Some people go to Isabella's Baptist Church every time the doors open, sing the same songs, and sit in the same places. "That's right. It's got my name on it," says Emma Lee Bozeman, a dedicated member who always sits on the end of the third row on the right.
She spends more time in her church than most of the 100 members, cleaning it week after week like clock work. "I've been right here. Stuck with it for 30 or more years," says Emma Lee as she fills a kitchen sink with water to wash knifes and spoons, sticking with a job few people want that gives her something to look forward to. "I just can't sit and hold my hands," says Emma Lee.
She holds brooms, "As long as I can sweep I can be doing something," says Emma Lee before getting a mop out of the kitchen closet. "I'd rather do most anything than mop the floor. That's pretty hard work," says Emma Lee.
About how many times has she cleaned and mopped her church in 30 years? "I wouldn't even begin to try and say," says Emma Lee who rarely, if ever, misses a cleaning day. And, like most people, she doesn't like cleaning bathrooms. "That's about the worst job, keeping the bathrooms clean," says Emma Lee, as she cleans one that already looks sparkling clean.
Looking back, Emma saw the financial trials of a small church that couldn't afford weekly cleaning. "That was when the church wasn't able to pay nobody," says Emma.
They asked for volunteers. It didn't work, but Emma Lee Bozeman did. "The church has never hired me. They hired my husband," says Emma Lee. Her late husband, Marion, cleaned the church as a second job, but Emma Lee realized he needed her expertise. "Ain't many men who know how to mop," says Emma Lee with a laugh.
He died about four years after getting the job, but Emma Lee kept on cleaning. She does not clean the entire church by herself, but took it upon herself to make sure the church looks its best week in and week out. She has some help every week, younger people who can tug machines like vacuum cleaners.
Emma Lee usually dusts the stained class windows and makes sure all the hymnals get returned to their holders. She usually finds a hand full of chewing gum, candy wrappers and discarded church bulletins. They spend about four hours cleaning the church. "I look forward to every Thursday," says Emma Lee, who has been known to change the cleaning day so they can go fishing, but the church always gets its weekly cleaning.

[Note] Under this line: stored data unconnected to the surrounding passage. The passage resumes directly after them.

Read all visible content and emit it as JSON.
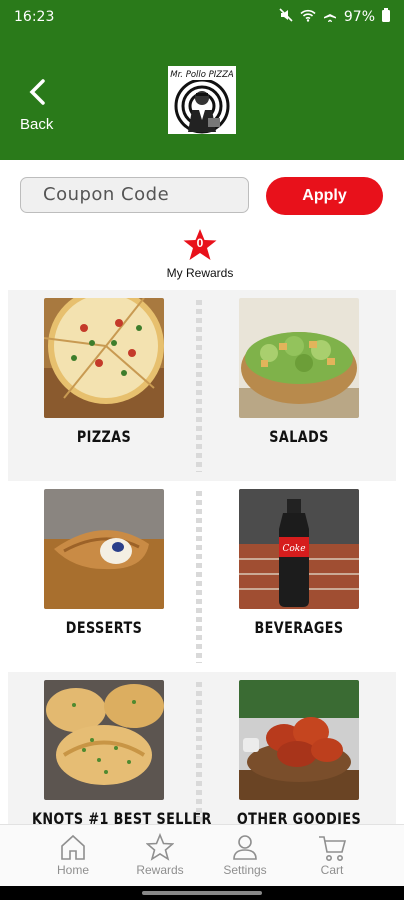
{
  "status_bar": {
    "time": "16:23",
    "battery": "97%"
  },
  "header": {
    "back_label": "Back",
    "logo_text": "Mr. Pollo PIZZA"
  },
  "coupon": {
    "placeholder": "Coupon Code",
    "apply_label": "Apply"
  },
  "rewards": {
    "count": "0",
    "label": "My Rewards"
  },
  "categories": [
    {
      "name": "PIZZAS"
    },
    {
      "name": "SALADS"
    },
    {
      "name": "DESSERTS"
    },
    {
      "name": "BEVERAGES"
    },
    {
      "name": "KNOTS #1 BEST SELLER"
    },
    {
      "name": "OTHER GOODIES"
    }
  ],
  "bottom_nav": [
    {
      "label": "Home",
      "icon": "home-icon"
    },
    {
      "label": "Rewards",
      "icon": "star-icon"
    },
    {
      "label": "Settings",
      "icon": "person-icon"
    },
    {
      "label": "Cart",
      "icon": "cart-icon"
    }
  ],
  "colors": {
    "brand_green": "#2a7a1a",
    "accent_red": "#e8111b"
  }
}
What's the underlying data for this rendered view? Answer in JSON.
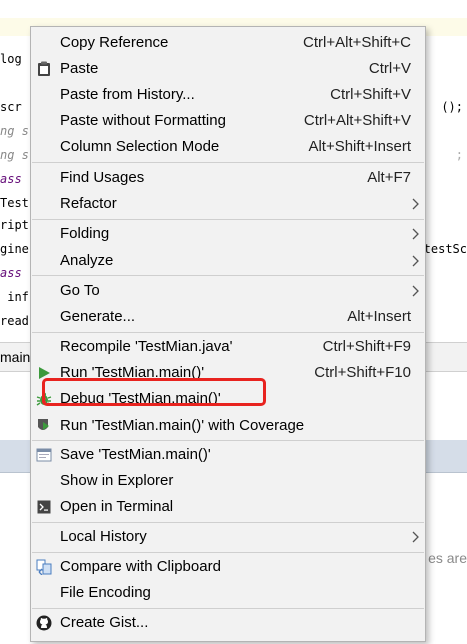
{
  "background": {
    "code_lines_left": [
      {
        "text": "log",
        "style": "normal"
      },
      {
        "text": "scr",
        "style": "normal"
      },
      {
        "text": "ng s",
        "style": "it"
      },
      {
        "text": "ng s",
        "style": "it"
      },
      {
        "text": "ass",
        "style": "pu"
      },
      {
        "text": "Test",
        "style": "normal"
      },
      {
        "text": "ript",
        "style": "normal"
      },
      {
        "text": "gine",
        "style": "normal"
      },
      {
        "text": "ass",
        "style": "pu"
      },
      {
        "text": " inf",
        "style": "normal"
      },
      {
        "text": "read",
        "style": "normal"
      }
    ],
    "code_right_1": "();",
    "code_right_2": ";",
    "code_right_3": "testSc",
    "panel_tab": "main()",
    "hint_text": "es are"
  },
  "menu": {
    "items": [
      {
        "label": "Copy Reference",
        "shortcut": "Ctrl+Alt+Shift+C",
        "icon": "",
        "submenu": false
      },
      {
        "label": "Paste",
        "shortcut": "Ctrl+V",
        "icon": "clipboard-icon",
        "submenu": false
      },
      {
        "label": "Paste from History...",
        "shortcut": "Ctrl+Shift+V",
        "icon": "",
        "submenu": false
      },
      {
        "label": "Paste without Formatting",
        "shortcut": "Ctrl+Alt+Shift+V",
        "icon": "",
        "submenu": false
      },
      {
        "label": "Column Selection Mode",
        "shortcut": "Alt+Shift+Insert",
        "icon": "",
        "submenu": false
      },
      {
        "label": "Find Usages",
        "shortcut": "Alt+F7",
        "icon": "",
        "submenu": false
      },
      {
        "label": "Refactor",
        "shortcut": "",
        "icon": "",
        "submenu": true
      },
      {
        "label": "Folding",
        "shortcut": "",
        "icon": "",
        "submenu": true
      },
      {
        "label": "Analyze",
        "shortcut": "",
        "icon": "",
        "submenu": true
      },
      {
        "label": "Go To",
        "shortcut": "",
        "icon": "",
        "submenu": true
      },
      {
        "label": "Generate...",
        "shortcut": "Alt+Insert",
        "icon": "",
        "submenu": false
      },
      {
        "label": "Recompile 'TestMian.java'",
        "shortcut": "Ctrl+Shift+F9",
        "icon": "",
        "submenu": false
      },
      {
        "label": "Run 'TestMian.main()'",
        "shortcut": "Ctrl+Shift+F10",
        "icon": "run-icon",
        "submenu": false
      },
      {
        "label": "Debug 'TestMian.main()'",
        "shortcut": "",
        "icon": "debug-bug-icon",
        "submenu": false
      },
      {
        "label": "Run 'TestMian.main()' with Coverage",
        "shortcut": "",
        "icon": "coverage-icon",
        "submenu": false
      },
      {
        "label": "Save 'TestMian.main()'",
        "shortcut": "",
        "icon": "save-config-icon",
        "submenu": false
      },
      {
        "label": "Show in Explorer",
        "shortcut": "",
        "icon": "",
        "submenu": false
      },
      {
        "label": "Open in Terminal",
        "shortcut": "",
        "icon": "terminal-icon",
        "submenu": false
      },
      {
        "label": "Local History",
        "shortcut": "",
        "icon": "",
        "submenu": true
      },
      {
        "label": "Compare with Clipboard",
        "shortcut": "",
        "icon": "compare-icon",
        "submenu": false
      },
      {
        "label": "File Encoding",
        "shortcut": "",
        "icon": "",
        "submenu": false
      },
      {
        "label": "Create Gist...",
        "shortcut": "",
        "icon": "github-icon",
        "submenu": false
      }
    ]
  },
  "colors": {
    "menu_bg": "#f2f2f2",
    "highlight_box": "#e8231f",
    "run_green": "#3c9a3c"
  }
}
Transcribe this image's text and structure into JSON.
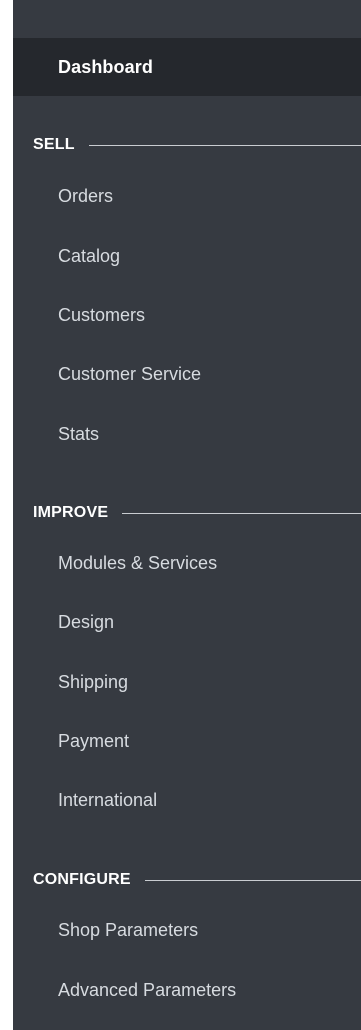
{
  "sidebar": {
    "dashboard": "Dashboard",
    "sections": [
      {
        "title": "SELL",
        "items": [
          "Orders",
          "Catalog",
          "Customers",
          "Customer Service",
          "Stats"
        ]
      },
      {
        "title": "IMPROVE",
        "items": [
          "Modules & Services",
          "Design",
          "Shipping",
          "Payment",
          "International"
        ]
      },
      {
        "title": "CONFIGURE",
        "items": [
          "Shop Parameters",
          "Advanced Parameters"
        ]
      }
    ]
  },
  "colors": {
    "sidebar_bg": "#363a41",
    "active_bg": "#25282d",
    "text": "#d7dbe0",
    "heading": "#ffffff"
  }
}
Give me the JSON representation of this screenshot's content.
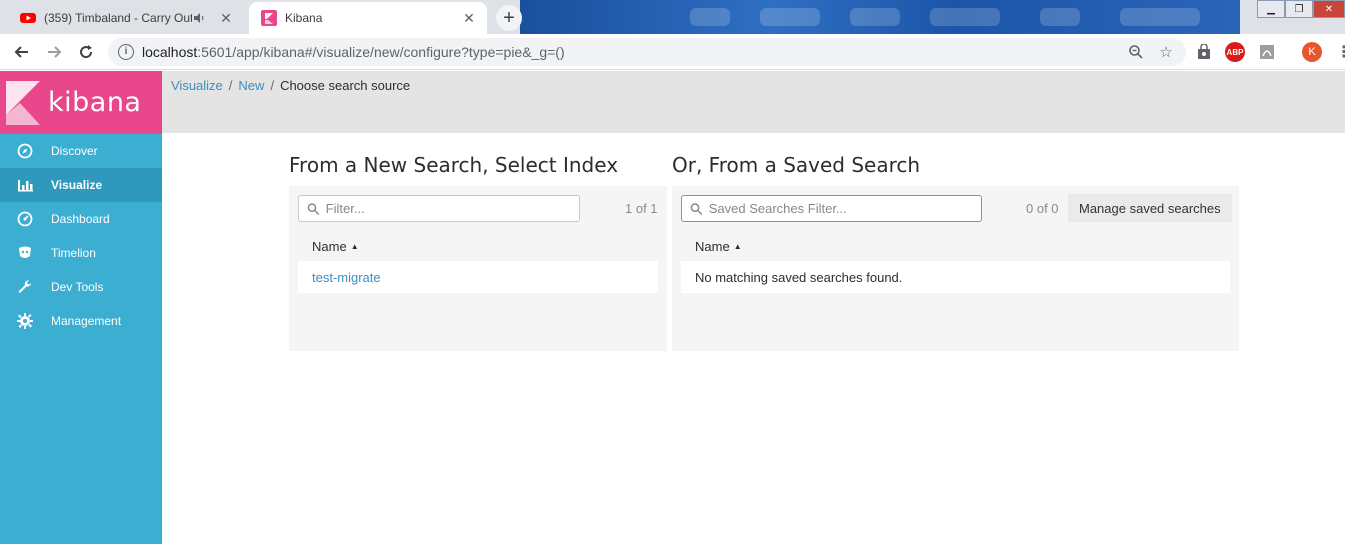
{
  "browser": {
    "tabs": [
      {
        "title": "(359) Timbaland - Carry Out",
        "active": false
      },
      {
        "title": "Kibana",
        "active": true
      }
    ],
    "url_host": "localhost",
    "url_rest": ":5601/app/kibana#/visualize/new/configure?type=pie&_g=()",
    "ext_abp": "ABP",
    "avatar_letter": "K"
  },
  "kibana": {
    "logo_text": "kibana",
    "nav": [
      {
        "label": "Discover",
        "icon": "compass-icon"
      },
      {
        "label": "Visualize",
        "icon": "bar-chart-icon",
        "selected": true
      },
      {
        "label": "Dashboard",
        "icon": "dashboard-icon"
      },
      {
        "label": "Timelion",
        "icon": "timelion-icon"
      },
      {
        "label": "Dev Tools",
        "icon": "wrench-icon"
      },
      {
        "label": "Management",
        "icon": "gear-icon"
      }
    ]
  },
  "breadcrumb": {
    "items": [
      "Visualize",
      "New",
      "Choose search source"
    ],
    "separator": "/"
  },
  "index_panel": {
    "title": "From a New Search, Select Index",
    "filter_placeholder": "Filter...",
    "count": "1 of 1",
    "column": "Name",
    "rows": [
      "test-migrate"
    ]
  },
  "saved_panel": {
    "title": "Or, From a Saved Search",
    "filter_placeholder": "Saved Searches Filter...",
    "count": "0 of 0",
    "manage_label": "Manage saved searches",
    "column": "Name",
    "empty_message": "No matching saved searches found."
  },
  "colors": {
    "sidebar": "#3caed2",
    "logo_bg": "#e8488b",
    "link": "#3b8ec2"
  }
}
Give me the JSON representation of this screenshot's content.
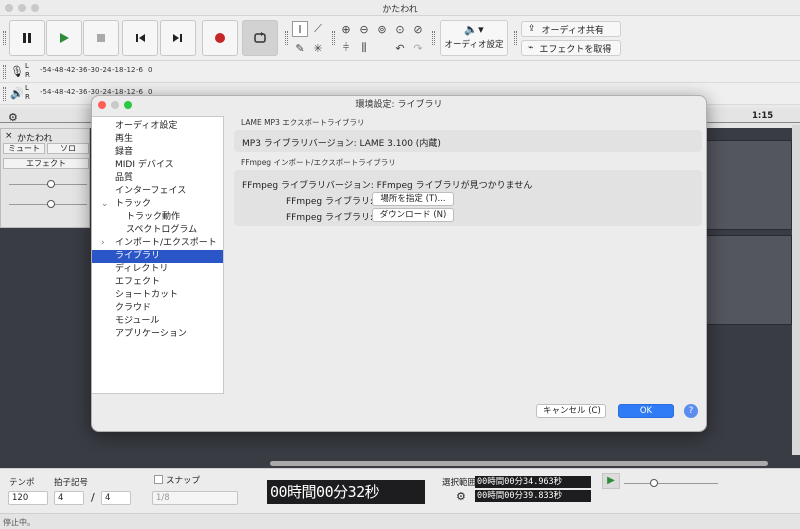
{
  "window": {
    "title": "かたわれ"
  },
  "toolbar": {
    "audio_setup": "オーディオ設定",
    "share_audio": "オーディオ共有",
    "get_effects": "エフェクトを取得"
  },
  "meters": {
    "scale": [
      "-54",
      "-48",
      "-42",
      "-36",
      "-30",
      "-24",
      "-18",
      "-12",
      "-6",
      "0"
    ],
    "channel_l": "L",
    "channel_r": "R"
  },
  "ruler": {
    "mark": "1:15"
  },
  "track": {
    "name": "かたわれ",
    "mute": "ミュート",
    "solo": "ソロ",
    "effects": "エフェクト"
  },
  "dialog": {
    "title": "環境設定: ライブラリ",
    "nav": [
      {
        "label": "オーディオ設定",
        "indent": 0,
        "arrow": ""
      },
      {
        "label": "再生",
        "indent": 0,
        "arrow": ""
      },
      {
        "label": "録音",
        "indent": 0,
        "arrow": ""
      },
      {
        "label": "MIDI デバイス",
        "indent": 0,
        "arrow": ""
      },
      {
        "label": "品質",
        "indent": 0,
        "arrow": ""
      },
      {
        "label": "インターフェイス",
        "indent": 0,
        "arrow": ""
      },
      {
        "label": "トラック",
        "indent": 0,
        "arrow": "v"
      },
      {
        "label": "トラック動作",
        "indent": 1,
        "arrow": ""
      },
      {
        "label": "スペクトログラム",
        "indent": 1,
        "arrow": ""
      },
      {
        "label": "インポート/エクスポート",
        "indent": 0,
        "arrow": ">"
      },
      {
        "label": "ライブラリ",
        "indent": 0,
        "arrow": "",
        "selected": true
      },
      {
        "label": "ディレクトリ",
        "indent": 0,
        "arrow": ""
      },
      {
        "label": "エフェクト",
        "indent": 0,
        "arrow": ""
      },
      {
        "label": "ショートカット",
        "indent": 0,
        "arrow": ""
      },
      {
        "label": "クラウド",
        "indent": 0,
        "arrow": ""
      },
      {
        "label": "モジュール",
        "indent": 0,
        "arrow": ""
      },
      {
        "label": "アプリケーション",
        "indent": 0,
        "arrow": ""
      }
    ],
    "lame_section": "LAME MP3 エクスポートライブラリ",
    "lame_version": "MP3 ライブラリバージョン: LAME 3.100 (内蔵)",
    "ffmpeg_section": "FFmpeg インポート/エクスポートライブラリ",
    "ffmpeg_version": "FFmpeg ライブラリバージョン: FFmpeg ライブラリが見つかりません",
    "ffmpeg_lib_label_1": "FFmpeg ライブラリ:",
    "locate_button": "場所を指定 (T)...",
    "ffmpeg_lib_label_2": "FFmpeg ライブラリ:",
    "download_button": "ダウンロード (N)",
    "cancel_button": "キャンセル (C)",
    "ok_button": "OK",
    "help_button": "?"
  },
  "bottom": {
    "tempo_label": "テンポ",
    "tempo_value": "120",
    "timesig_label": "拍子記号",
    "timesig_num": "4",
    "timesig_sep": "/",
    "timesig_den": "4",
    "snap_label": "スナップ",
    "snap_value": "1/8",
    "time_display": "00時間00分32秒",
    "selection_label": "選択範囲",
    "sel_start": "00時間00分34.963秒",
    "sel_end": "00時間00分39.833秒"
  },
  "status": {
    "text": "停止中。"
  }
}
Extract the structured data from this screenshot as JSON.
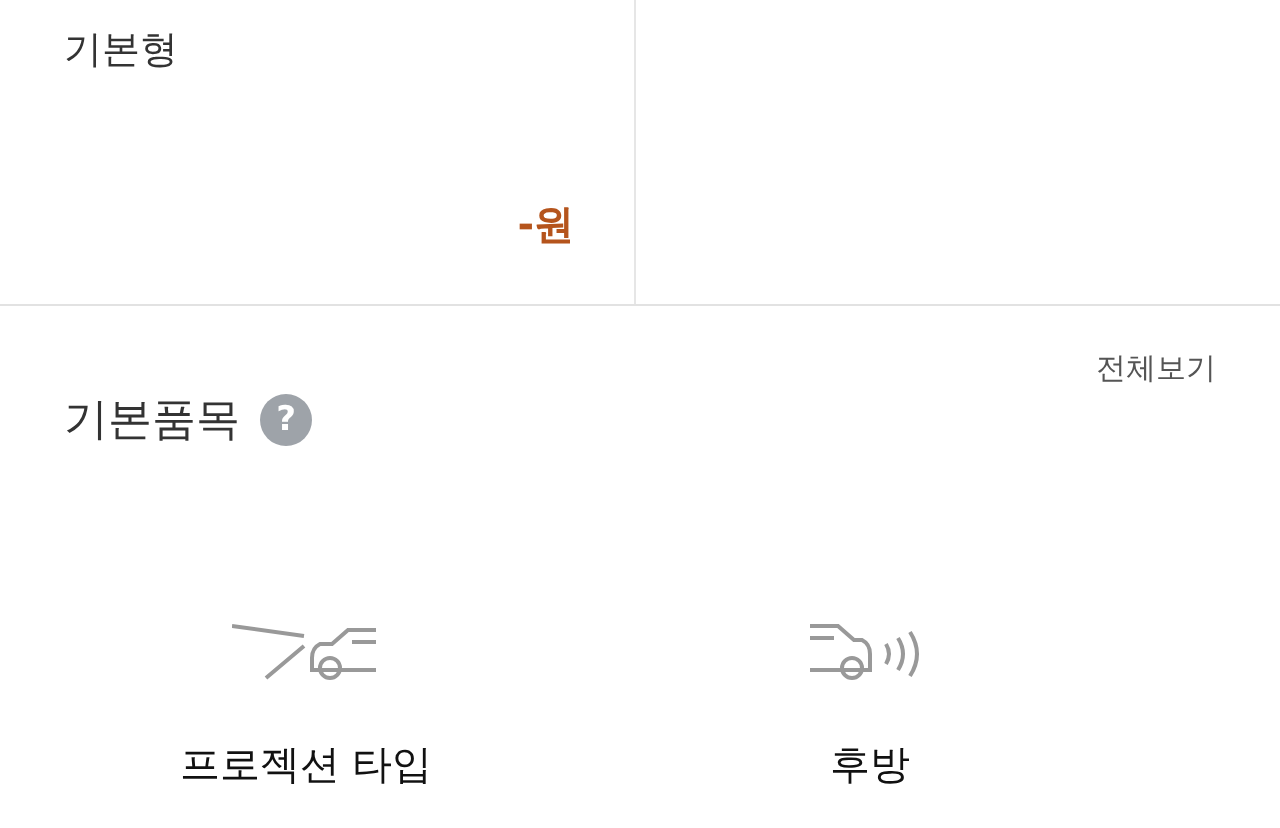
{
  "plans": [
    {
      "name": "기본형",
      "price": "-원"
    }
  ],
  "section": {
    "title": "기본품목",
    "help": "?",
    "view_all": "전체보기"
  },
  "items": [
    {
      "kind": "projection",
      "label": "프로젝션 타입"
    },
    {
      "kind": "rear-sensor",
      "label": "후방"
    }
  ]
}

She looks forward to her next birthday. "This January, 29 I was 99," says Emma Lee, who doesn't look or act her age.
She has no thoughts of giving up her weekly appointment. "I'd rather die with a broom in my hand than be tied to a rolling chair," says Emma Lee confidently. If the old saying about cleanliness is next to godliness is true, then without a doubt Emma Lee Bozeman has a front row seat in cleanliness heaven.
She plans to continue cleaning Isabella Baptist Church as long as she lives.